Eduardo Bolsonaro está nos Estados Unidos há quase um ano. Desde então, tem participado de eventos políticos, encontros com figuras ligadas à direita internacional e mantido forte presença nas redes sociais, sempre defendendo o pai, o ex-presidente Jair Bolsonaro. No entanto, no último dia 18 de dezembro, a Câmara dos Deputados cassou seu mandato de deputado federal, encerrando oficialmente sua atuação parlamentar no Brasil.

Com a perda do mandato, a situação funcional de Eduardo mudou automaticamente. Isso porque ele ocupa um cargo efetivo na Polícia Federal, conquistado por concurso público. Enquanto era deputado, ele estava legalmente afastado das atividades na corporação, algo previsto em lei. Esse afastamento, porém, se encerra no momento em que o mandato acaba, sem necessidade de decisão extra.

Antes mesmo da cassação na Câmara, Eduardo Bolsonaro já era alvo de procedimentos administrativos internos conduzidos pela corregedoria da Polícia Federal. As apurações têm como foco sua atuação nos Estados Unidos nos últimos meses, especialmente a forma como ele se apresenta internacionalmente e se isso poderia, de alguma maneira, conflitar com deveres e normas exigidas de um policial federal.

Nos corredores da PF, o caso é tratado com cautela. Há quem diga que a situação é puramente técnica, apenas cumprimento de regras administrativas.

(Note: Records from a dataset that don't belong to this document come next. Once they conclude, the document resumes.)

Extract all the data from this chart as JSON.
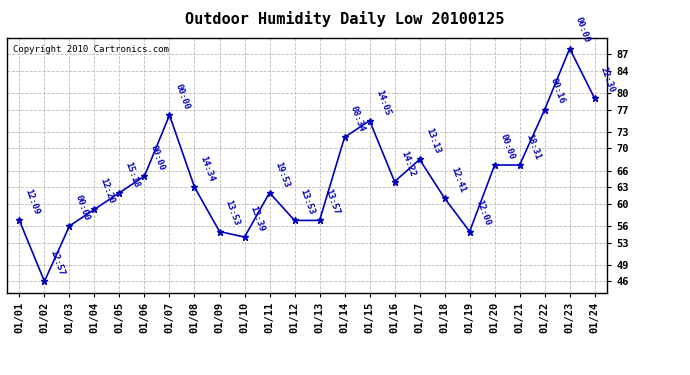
{
  "title": "Outdoor Humidity Daily Low 20100125",
  "copyright": "Copyright 2010 Cartronics.com",
  "x_labels": [
    "01/01",
    "01/02",
    "01/03",
    "01/04",
    "01/05",
    "01/06",
    "01/07",
    "01/08",
    "01/09",
    "01/10",
    "01/11",
    "01/12",
    "01/13",
    "01/14",
    "01/15",
    "01/16",
    "01/17",
    "01/18",
    "01/19",
    "01/20",
    "01/21",
    "01/22",
    "01/23",
    "01/24"
  ],
  "y_values": [
    57,
    46,
    56,
    59,
    62,
    65,
    76,
    63,
    55,
    54,
    62,
    57,
    57,
    72,
    75,
    64,
    68,
    61,
    55,
    67,
    67,
    77,
    88,
    79
  ],
  "time_labels": [
    "12:09",
    "12:57",
    "00:00",
    "12:20",
    "15:18",
    "00:00",
    "00:00",
    "14:34",
    "13:53",
    "13:39",
    "19:53",
    "13:53",
    "13:57",
    "08:34",
    "14:05",
    "14:22",
    "13:13",
    "12:41",
    "12:00",
    "00:00",
    "18:31",
    "00:16",
    "00:00",
    "22:30"
  ],
  "ylim": [
    44,
    90
  ],
  "yticks": [
    46,
    49,
    53,
    56,
    60,
    63,
    66,
    70,
    73,
    77,
    80,
    84,
    87
  ],
  "line_color": "#0000bb",
  "marker_color": "#0000bb",
  "background_color": "#ffffff",
  "grid_color": "#bbbbbb",
  "title_fontsize": 11,
  "label_fontsize": 6.5,
  "tick_fontsize": 7.5,
  "copyright_fontsize": 6.5
}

Outros, porém, veem um cenário mais tenso, influenciado pelo clima político atual, marcado por investigações, processos e disputas narrativas desde os atos de 8 de janeiro e seus desdobramentos.

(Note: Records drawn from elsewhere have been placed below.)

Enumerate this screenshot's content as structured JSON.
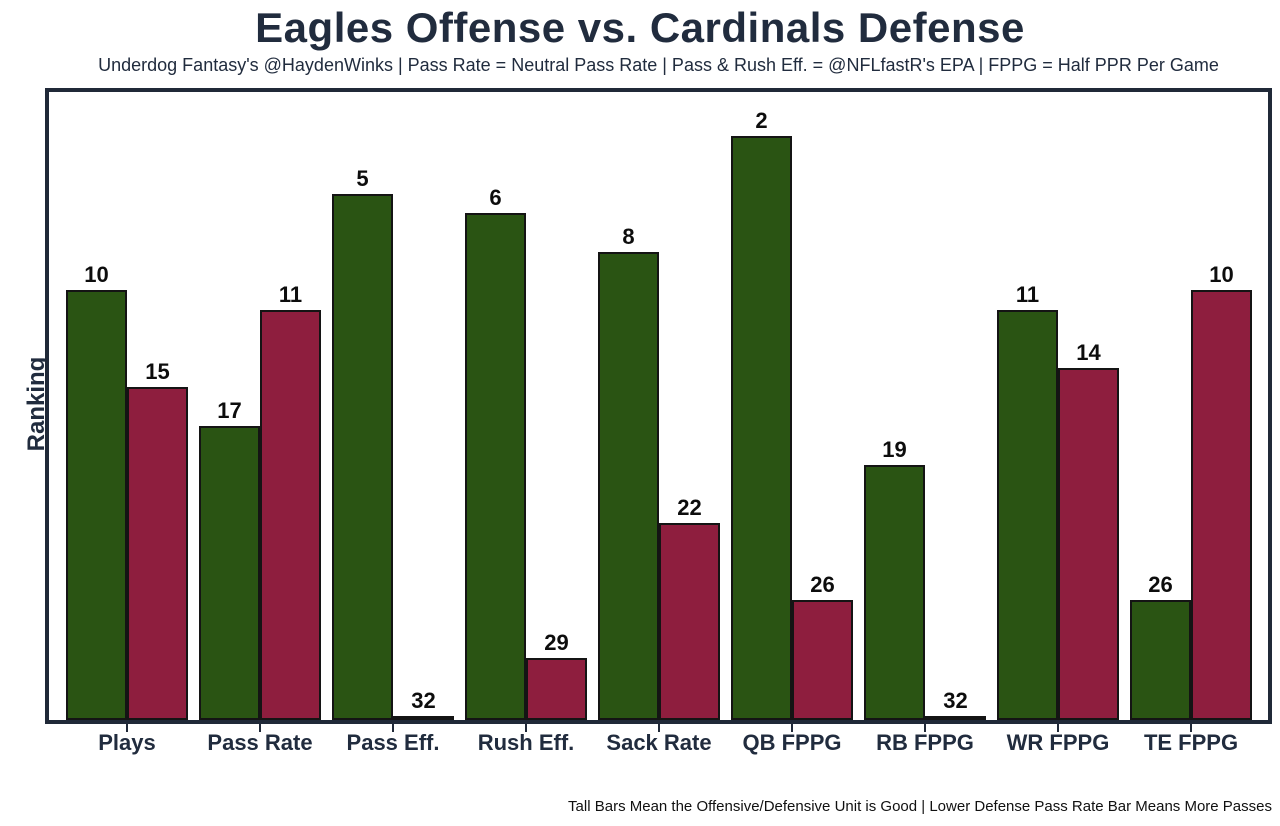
{
  "chart_data": {
    "type": "bar",
    "title": "Eagles Offense vs. Cardinals Defense",
    "subtitle": "Underdog Fantasy's @HaydenWinks | Pass Rate = Neutral Pass Rate | Pass & Rush Eff. = @NFLfastR's EPA | FPPG = Half PPR Per Game",
    "ylabel": "Ranking",
    "footnote": "Tall Bars Mean the Offensive/Defensive Unit is Good | Lower Defense Pass Rate Bar Means More Passes",
    "categories": [
      "Plays",
      "Pass Rate",
      "Pass Eff.",
      "Rush Eff.",
      "Sack Rate",
      "QB FPPG",
      "RB FPPG",
      "WR FPPG",
      "TE FPPG"
    ],
    "series": [
      {
        "name": "Eagles Offense",
        "role": "offense",
        "color": "#2a5413",
        "values": [
          10,
          17,
          5,
          6,
          8,
          2,
          19,
          11,
          26
        ]
      },
      {
        "name": "Cardinals Defense",
        "role": "defense",
        "color": "#8e1e3e",
        "values": [
          15,
          11,
          32,
          29,
          22,
          26,
          32,
          14,
          10
        ]
      }
    ],
    "value_meaning": "NFL ranking, 1 = best of 32; taller bar = better rank (height drawn as 32 minus rank)",
    "ylim": [
      0,
      33
    ],
    "grid": false,
    "legend": false,
    "colors": {
      "offense_bar": "#2a5413",
      "defense_bar": "#8e1e3e",
      "bar_outline": "#141414",
      "frame": "#202938",
      "text": "#212c3e",
      "value_label": "#0d0d0d"
    }
  }
}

Especialistas em direito administrativo lembram que o retorno ao cargo não significa, necessariamente, que Eduardo voltará a exercer atividades de campo. Primeiro, ele precisa se apresentar formalmente, regularizar documentos e prestar esclarecimentos. Só depois disso a corporação decide os próximos passos, inclusive sobre eventuais sanções ou novos afastamentos.

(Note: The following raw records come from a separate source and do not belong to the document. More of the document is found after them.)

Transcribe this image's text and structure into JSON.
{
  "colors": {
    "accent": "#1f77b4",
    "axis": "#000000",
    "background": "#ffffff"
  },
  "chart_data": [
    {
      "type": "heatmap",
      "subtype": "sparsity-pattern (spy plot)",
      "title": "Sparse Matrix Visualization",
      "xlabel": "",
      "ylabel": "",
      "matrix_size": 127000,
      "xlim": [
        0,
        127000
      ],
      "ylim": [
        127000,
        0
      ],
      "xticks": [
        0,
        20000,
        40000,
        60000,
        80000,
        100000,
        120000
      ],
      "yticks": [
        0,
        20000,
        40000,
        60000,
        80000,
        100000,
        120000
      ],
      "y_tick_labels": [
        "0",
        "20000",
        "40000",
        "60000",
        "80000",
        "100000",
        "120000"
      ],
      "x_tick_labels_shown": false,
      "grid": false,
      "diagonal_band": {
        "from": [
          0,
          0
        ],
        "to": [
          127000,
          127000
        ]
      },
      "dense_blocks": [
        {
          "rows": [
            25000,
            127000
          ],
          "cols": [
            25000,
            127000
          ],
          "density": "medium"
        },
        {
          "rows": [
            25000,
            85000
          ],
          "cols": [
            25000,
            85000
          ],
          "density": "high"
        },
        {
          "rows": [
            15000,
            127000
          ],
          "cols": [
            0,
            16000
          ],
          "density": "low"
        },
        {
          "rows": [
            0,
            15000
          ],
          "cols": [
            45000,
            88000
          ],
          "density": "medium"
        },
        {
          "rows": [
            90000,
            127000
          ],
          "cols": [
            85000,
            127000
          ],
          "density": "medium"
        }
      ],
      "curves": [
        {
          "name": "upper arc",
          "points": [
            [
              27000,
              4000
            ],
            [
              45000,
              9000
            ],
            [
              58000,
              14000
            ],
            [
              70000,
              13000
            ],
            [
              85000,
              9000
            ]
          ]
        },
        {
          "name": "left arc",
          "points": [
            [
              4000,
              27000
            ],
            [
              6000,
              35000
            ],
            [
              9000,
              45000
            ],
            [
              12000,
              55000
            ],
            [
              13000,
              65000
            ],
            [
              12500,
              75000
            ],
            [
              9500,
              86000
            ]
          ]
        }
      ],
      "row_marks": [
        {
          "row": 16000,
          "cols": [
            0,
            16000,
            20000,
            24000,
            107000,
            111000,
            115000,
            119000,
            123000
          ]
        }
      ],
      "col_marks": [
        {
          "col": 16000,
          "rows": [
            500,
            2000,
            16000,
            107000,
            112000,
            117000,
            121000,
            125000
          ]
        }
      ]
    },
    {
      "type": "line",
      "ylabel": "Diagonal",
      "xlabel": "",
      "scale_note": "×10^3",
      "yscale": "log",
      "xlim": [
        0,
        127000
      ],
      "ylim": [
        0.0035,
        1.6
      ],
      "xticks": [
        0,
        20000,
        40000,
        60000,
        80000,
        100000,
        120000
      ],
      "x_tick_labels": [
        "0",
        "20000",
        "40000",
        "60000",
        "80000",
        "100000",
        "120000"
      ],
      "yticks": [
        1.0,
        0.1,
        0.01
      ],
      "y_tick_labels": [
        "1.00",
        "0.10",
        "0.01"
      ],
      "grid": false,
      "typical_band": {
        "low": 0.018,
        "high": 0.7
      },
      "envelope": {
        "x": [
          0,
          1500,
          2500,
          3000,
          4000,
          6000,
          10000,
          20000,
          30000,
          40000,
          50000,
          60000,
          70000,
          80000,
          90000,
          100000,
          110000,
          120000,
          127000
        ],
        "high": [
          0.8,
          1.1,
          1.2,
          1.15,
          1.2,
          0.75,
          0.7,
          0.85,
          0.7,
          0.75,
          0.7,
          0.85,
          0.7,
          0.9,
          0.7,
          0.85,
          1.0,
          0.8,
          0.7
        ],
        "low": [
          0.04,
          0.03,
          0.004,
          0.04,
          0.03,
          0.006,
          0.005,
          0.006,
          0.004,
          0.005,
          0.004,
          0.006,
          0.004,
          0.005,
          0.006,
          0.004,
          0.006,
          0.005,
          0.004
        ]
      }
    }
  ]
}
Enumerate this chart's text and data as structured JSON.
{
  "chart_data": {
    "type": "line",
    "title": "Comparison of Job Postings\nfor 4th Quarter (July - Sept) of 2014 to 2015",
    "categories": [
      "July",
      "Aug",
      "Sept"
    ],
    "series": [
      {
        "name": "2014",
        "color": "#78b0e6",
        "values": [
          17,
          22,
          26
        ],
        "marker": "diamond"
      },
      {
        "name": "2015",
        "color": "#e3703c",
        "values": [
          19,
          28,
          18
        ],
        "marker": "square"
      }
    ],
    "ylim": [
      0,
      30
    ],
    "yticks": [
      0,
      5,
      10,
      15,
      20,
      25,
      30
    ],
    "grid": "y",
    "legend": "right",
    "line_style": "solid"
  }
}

Nas redes sociais, apoiadores do ex-deputado reagiram com críticas à decisão, classificando a medida como perseguição. Já opositores afirmam que se trata apenas do cumprimento da lei, algo que qualquer servidor público estaria sujeito. No meio desse embate, o fato é que Eduardo Bolsonaro agora tem um prazo e uma escolha a fazer.

O desfecho desse episódio ainda é incerto, mas ele se soma a uma sequência de acontecimentos que mostram como a vida política e institucional da família Bolsonaro segue no centro do noticiário nacional. E, como costuma acontecer nesses casos, cada novo capítulo promete gerar ainda mais debate, barulho e interpretações bem diferentes da mesma realidade.